Illinois, Wisconsin, Michigan, and DOJ file antitrust case against Dean Foods (January 25, 2010)
The attorneys general of Illinois, Wisconsin, and Michigan have joined the Department of Justice in challenging Dean Food's acquisition of a competitor's milk business. The lawsuit seeks to require Dean Foods to sell a dairy processing plant it acquired in April because of reduced competition in the sale of milk to supermarkets.
Arizona AG files lawsuit against deceptive employment service (January 19, 2010)
In a joint lawsuit with the Federal Trade Commission, Arizona Attorney General Terry Goddard has accused the Tucson-based employment agency Government Careers, Inc. of masquerading as a legitimate government career center. As many as 10,000 people nationwide, after the agency guaranteed them federal jobs, signed up for study materials and employment counseling, which never were provided.
Hospitals and nursing homes fined for dumping drugs into water supply (January 13, 2010)
New York Attorney General Andrew Cuomo has fined two hospitals and three nursing homes for flushing pharmaceutical waste in Delaware and Putnam counties, which supply part of New York City’s drinking water. Ten other facilities are under similar investigation.
Louisiana AG targets toxic drywall (January 13, 2010)
Louisiana Attorney General James Caldwell has filed a lawsuit against building supply manufacturers over 1.1 million sheets of toxic drywall used in buildings after Hurricane Katrina in 2005. The drywall may cause various health problems, including asthma attacks and heart disease.

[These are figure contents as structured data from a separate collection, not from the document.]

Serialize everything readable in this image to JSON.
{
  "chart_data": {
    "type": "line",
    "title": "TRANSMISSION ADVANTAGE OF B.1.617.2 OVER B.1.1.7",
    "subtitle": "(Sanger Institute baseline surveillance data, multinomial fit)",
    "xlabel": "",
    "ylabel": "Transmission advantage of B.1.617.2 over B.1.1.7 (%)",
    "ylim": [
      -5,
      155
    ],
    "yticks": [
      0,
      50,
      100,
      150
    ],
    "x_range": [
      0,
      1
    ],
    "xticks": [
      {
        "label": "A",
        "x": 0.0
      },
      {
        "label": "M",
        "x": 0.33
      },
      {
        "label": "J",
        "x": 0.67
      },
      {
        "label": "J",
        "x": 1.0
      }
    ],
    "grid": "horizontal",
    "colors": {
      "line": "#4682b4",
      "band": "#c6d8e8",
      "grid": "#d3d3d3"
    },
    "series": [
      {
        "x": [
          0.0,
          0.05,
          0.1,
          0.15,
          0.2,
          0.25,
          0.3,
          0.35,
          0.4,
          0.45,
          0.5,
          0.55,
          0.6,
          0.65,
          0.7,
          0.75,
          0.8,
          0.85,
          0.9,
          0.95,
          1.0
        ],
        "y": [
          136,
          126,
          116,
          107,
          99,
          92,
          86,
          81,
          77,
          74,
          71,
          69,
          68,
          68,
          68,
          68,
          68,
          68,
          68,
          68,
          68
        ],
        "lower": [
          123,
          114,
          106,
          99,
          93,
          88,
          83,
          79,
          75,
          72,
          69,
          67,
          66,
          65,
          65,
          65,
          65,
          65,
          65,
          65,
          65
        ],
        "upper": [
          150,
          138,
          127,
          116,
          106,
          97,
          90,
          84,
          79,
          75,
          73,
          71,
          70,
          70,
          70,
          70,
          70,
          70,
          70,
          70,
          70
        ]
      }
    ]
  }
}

Massachusetts AG Coakley settles with Shaw’s over workers’ comp charges (January 12, 2010)
Shaw’s Supermarket has agreed to pay $103,000 to resolve an investigation into prescription overcharges at pharmacies under the grocery chain’s workers’ compensation program. Massachusetts Attorney General Martha Coakley initiated the investigation in 2008.
H&R Block will refund $19 million for deceptive retirement accounts (January 6, 2010)
H&R Block Inc. agreed to pay up to $19.4 million to customers who bought “Express IRAs” retirement accounts, settling a lawsuit filed in New York in 2006. Attorney General Andrew Cuomo claimed H&R block aggressively peddled the accounts, which were “virtually guaranteed” to lose money, without disclosing hidden fees or accurately describing interest rates.